- Directed by: Hannes M. Schalle
- Produced by: Hannes M. Schalle
- Narrated by: Senta Berger
- Distributed by: Sony Music Entertainment
- Release date: 2017;
- Country: Germany
- Language: German

= Karajan: The Maestro and His Festival =

Documentary film

Karajan: The Maestro and His Festival (German: Karajan – Der Meister und seine Spiele) is a documentary film about the creation and production of Richard Wagner's opera Die Walküre in 1967 by Herbert von Karajan, his favourite stage designer Günther Schneider-Siemssen and the 2017 recreation of his ground-breaking performance.

==Production==
Whereas Karajan acted as conductor, stage director and producer at the time, in 2017 the opera was created by a team, the conductor Christian Thielemann in collaboration with stage director Vera Nemirova and stage designer Jens Kilian.

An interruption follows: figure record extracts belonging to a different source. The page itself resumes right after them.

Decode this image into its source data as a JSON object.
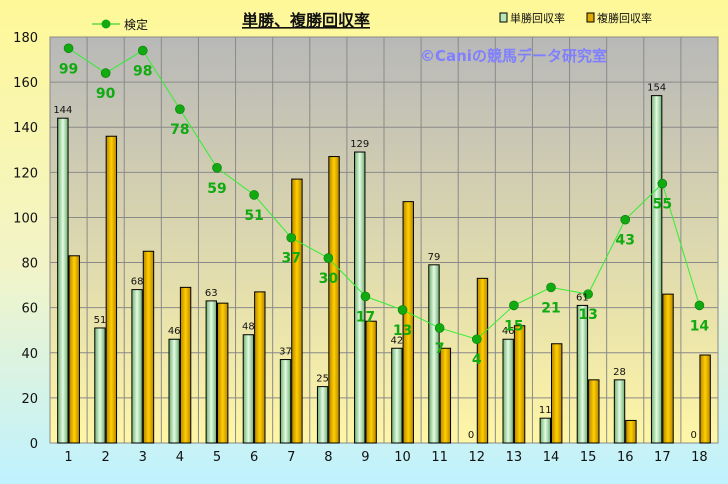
{
  "chart_data": {
    "type": "bar",
    "title": "単勝、複勝回収率",
    "watermark": "©Caniの競馬データ研究室",
    "categories": [
      "1",
      "2",
      "3",
      "4",
      "5",
      "6",
      "7",
      "8",
      "9",
      "10",
      "11",
      "12",
      "13",
      "14",
      "15",
      "16",
      "17",
      "18"
    ],
    "ylim": [
      0,
      180
    ],
    "yticks": [
      "0",
      "20",
      "40",
      "60",
      "80",
      "100",
      "120",
      "140",
      "160",
      "180"
    ],
    "grid": true,
    "legend_position": "top-right",
    "series": [
      {
        "name": "単勝回収率",
        "kind": "bar",
        "color": "#b8e6b8",
        "values": [
          144,
          51,
          68,
          46,
          63,
          48,
          37,
          25,
          129,
          42,
          79,
          0,
          46,
          11,
          61,
          28,
          154,
          0
        ],
        "labels": [
          "144",
          "51",
          "68",
          "46",
          "63",
          "48",
          "37",
          "25",
          "129",
          "42",
          "79",
          "0",
          "46",
          "11",
          "61",
          "28",
          "154",
          "0"
        ]
      },
      {
        "name": "複勝回収率",
        "kind": "bar",
        "color": "#e0aa00",
        "values": [
          83,
          136,
          85,
          69,
          62,
          67,
          117,
          127,
          54,
          107,
          42,
          73,
          52,
          44,
          28,
          10,
          66,
          39
        ]
      },
      {
        "name": "検定",
        "kind": "line",
        "color": "#11aa11",
        "values": [
          175,
          164,
          174,
          148,
          122,
          110,
          91,
          82,
          65,
          59,
          51,
          46,
          61,
          69,
          66,
          99,
          115,
          61
        ],
        "labels": [
          "99",
          "90",
          "98",
          "78",
          "59",
          "51",
          "37",
          "30",
          "17",
          "13",
          "7",
          "4",
          "15",
          "21",
          "13",
          "43",
          "55",
          "14"
        ]
      }
    ]
  }
}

Writer and director Hannes M. Schalle produced the documentary with his production company Moonlake Entertainment and joined with ORF/3sat to tell the story of both productions, set on one of the world's largest opera stages in the Großes Festspielhaus of the Salzburg Festival. The film, narrated by Senta Berger, was shot on locations in Salzburg, Anif, the Großes Festspielhaus, the Mozarteum and at the Semperoper in Dresden.
The making of the film was a collaboration of Hannes M. Schalle together with the Eliette and Herbert von Karajan Institute, the Salzburg Easter Festival, Unitel, Deutsche Grammophon, Sony Music and ORF/3sat. The documentary was released on DVD and digital on 21 July 2017 by Sony Music Entertainment.

==Content==
The film unveils the story of the foundation of Karajan's personal festival, his passion for Wagner's Ring and for building a historical monument together with Schneider-Siemssen. In 2017, the festival celebrates its 50th anniversary recreating the legendary Walküre production of 1967.